NOTES: [1] “Le pluralisme liturgique des deux états du rite romain est peut-être dommageable, mais il est la conséquence d’un éclatement liturgique sauvage, plus dommageable encore, sur lequel la lumière officielle est encore trop timidement faite.”
http://eucharistiemisericor.free.fr/index.php?page=1612078_humbrecht
[2] cap. 1.8: “Quanto ai fermenti, divenuti nella letteratura postconciliare un luogo comune di chi vuole abbellire il brutto, si può sì adoperare l’analogia biologica, ma bisogna distinguere fermenti produttivi di vita e fermenti produttivi di morte. ... Non ogni sostanza che fermenta germina un plus o un meglio.
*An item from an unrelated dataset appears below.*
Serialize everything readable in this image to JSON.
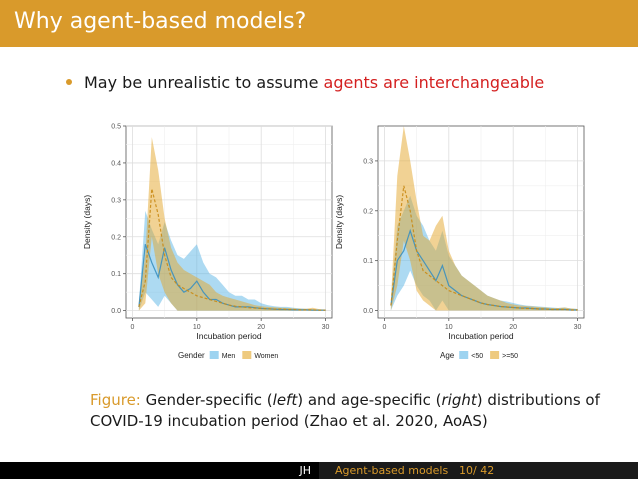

Anche la putrefazione cadaverica è un pullulare potente di vita, ma implica il disfacimento di una sostanza superiore. – As far as ferments are concerned, which in post-Conciliar writings have become a commonplace for those who wish to beautify the ugly, yes, one can use a biological analogy, but a distinction must be made between ferments that produce life and those that produce death. ... Not every substance that ferments germinates something more or better. Even the rotting of a cadaver overflows powerfully with life, but brings with it the decay of a greater substance.”

[3] “Innovationes, demum, ne fiant nisi vera et certa utilitas Ecclesiae id exigat, et adhibita cautela ut novae formae ex formis iam exstantibus organice quodammodo crescant.”